Tiba-tiba, Vivian meletakkan kertas lain. "Ini kompensasi kalau Anda bisa bertahan lebih dari satu bulan."

Mata Kara semakin lebar. "Itu cukup untuk biaya sekolah anak-anak!"

"Dan kalau Anda bisa bertahan selama tiga bulan, ini akan menjadi kompensasi untuk bulan-bulan selanjutnya."

Begitu kertas terakhir diletakkan, mulut Kara ternganga lebar. Ia seperti melihat jalan keluar yang begitu terang.

"Aku tidak perlu khawatir lagi jika jumlah itu masuk ke rekening setiap bulan. Bukan hanya anak-anak yang sejahtera, Ibu juga bisa pensiun dari perpustakaan!"

"Hei, Emily. Itu berapa? Kamu yang lebih pintar matematika," bisik Louis seraya menyenggol lengan saudaranya.

"Aku tidak tahu. Aku hanya tahu kalau nolnya ada enam itu satu juta. Itu nolnya ada delapan. Apakah seratus juta?"

"Mama terima saja. Nolnya banyak," bisik Louis sambil menutupi mulut dengan sebelah tangan. Ia tidak peduli jika Vivian tertawa simpul, sedangkan sang nenek memicingkan mata ke arahnya.

"Kalau Mama menerima pekerjaan ini, itu berarti kita harus pindah ke kota lain. Apakah kalian tidak keberatan?" tanya Kara dengan nada bijak. Ia tidak punya banyak waktu untuk berunding di ruangan lain.

Mendapat pertanyaan seserius itu, Emily berkedip-kedip, sedangkan Louis menatap Vivian dengan raut penasaran. "Bagaimana keadaan di kota Anda, Nyonya? Apakah aman dan menyenangkan?"

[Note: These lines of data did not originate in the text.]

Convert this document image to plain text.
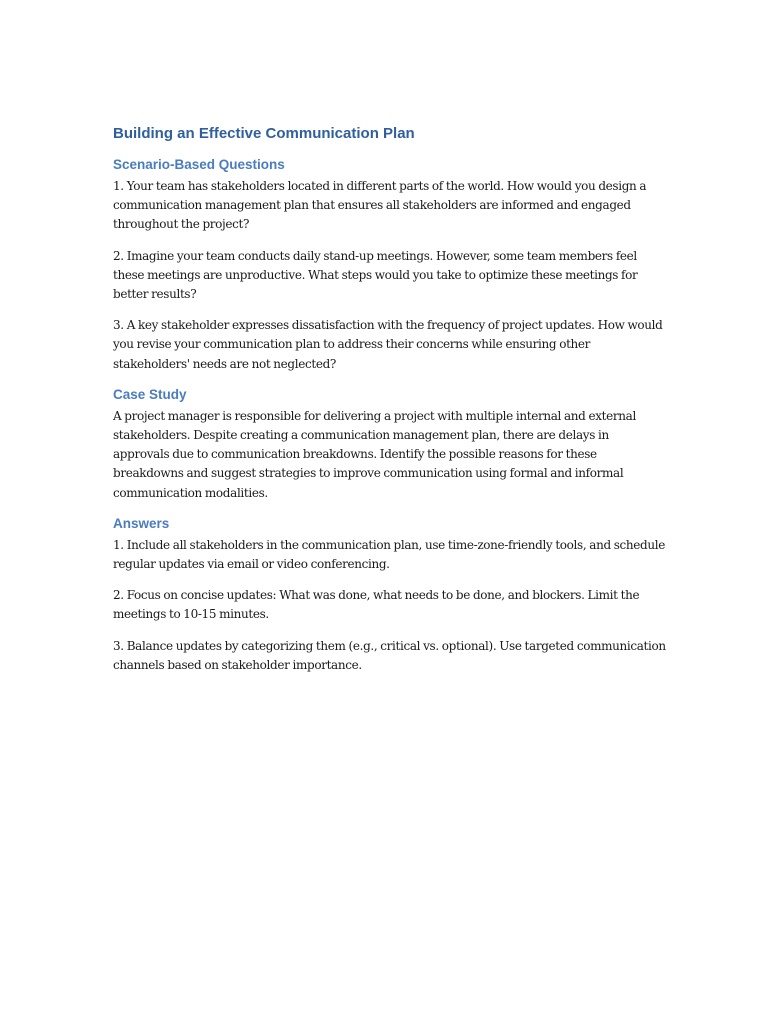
Building an Effective Communication Plan
Scenario-Based Questions

1. Your team has stakeholders located in different parts of the world. How would you design a communication management plan that ensures all stakeholders are informed and engaged throughout the project?

2. Imagine your team conducts daily stand-up meetings. However, some team members feel these meetings are unproductive. What steps would you take to optimize these meetings for better results?

3. A key stakeholder expresses dissatisfaction with the frequency of project updates. How would you revise your communication plan to address their concerns while ensuring other stakeholders' needs are not neglected?

Case Study

A project manager is responsible for delivering a project with multiple internal and external stakeholders. Despite creating a communication management plan, there are delays in approvals due to communication breakdowns. Identify the possible reasons for these breakdowns and suggest strategies to improve communication using formal and informal communication modalities.

Answers

1. Include all stakeholders in the communication plan, use time-zone-friendly tools, and schedule regular updates via email or video conferencing.

2. Focus on concise updates: What was done, what needs to be done, and blockers. Limit the meetings to 10-15 minutes.

3. Balance updates by categorizing them (e.g., critical vs. optional). Use targeted communication channels based on stakeholder importance.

Vivian spontan menaikkan alis. Ia tidak menduga akan mendapat pertanyaan semacam itu dari seorang bocah yang masih sangat kecil.

"Tingkat kejahatannya cenderung rendah dan itu kota yang menyenangkan. Ada lebih banyak taman bermain dan pusat perbelanjaan di sana. Kalian bisa bersenang-senang bersama ibu kalian di akhir pekan."

"Bagaimana dengan perpustakaan? Nenek kami seorang pustakawan. Kami suka membantu Nenek setiap kali dia bekerja," tanya Emily dengan suara kecilnya yang memikat hati. Ia semanis gulali. Vivian akhirnya meloloskan tawa karenanya.

"Kebetulan sekali, kami baru membangun sebuah perpustakaan. Itu proyek amal. Kalau nenek kalian bersedia bekerja di sana, kami akan dengan senang hati menyambutnya."

Sementara Susan berterima kasih, si Kembar kompak melipat tangan dan berpandangan. Mereka persis seperti Kara yang sedang berpikir. Setelah menyipitkan mata dan memainkan alis, mereka mengangguk bersama.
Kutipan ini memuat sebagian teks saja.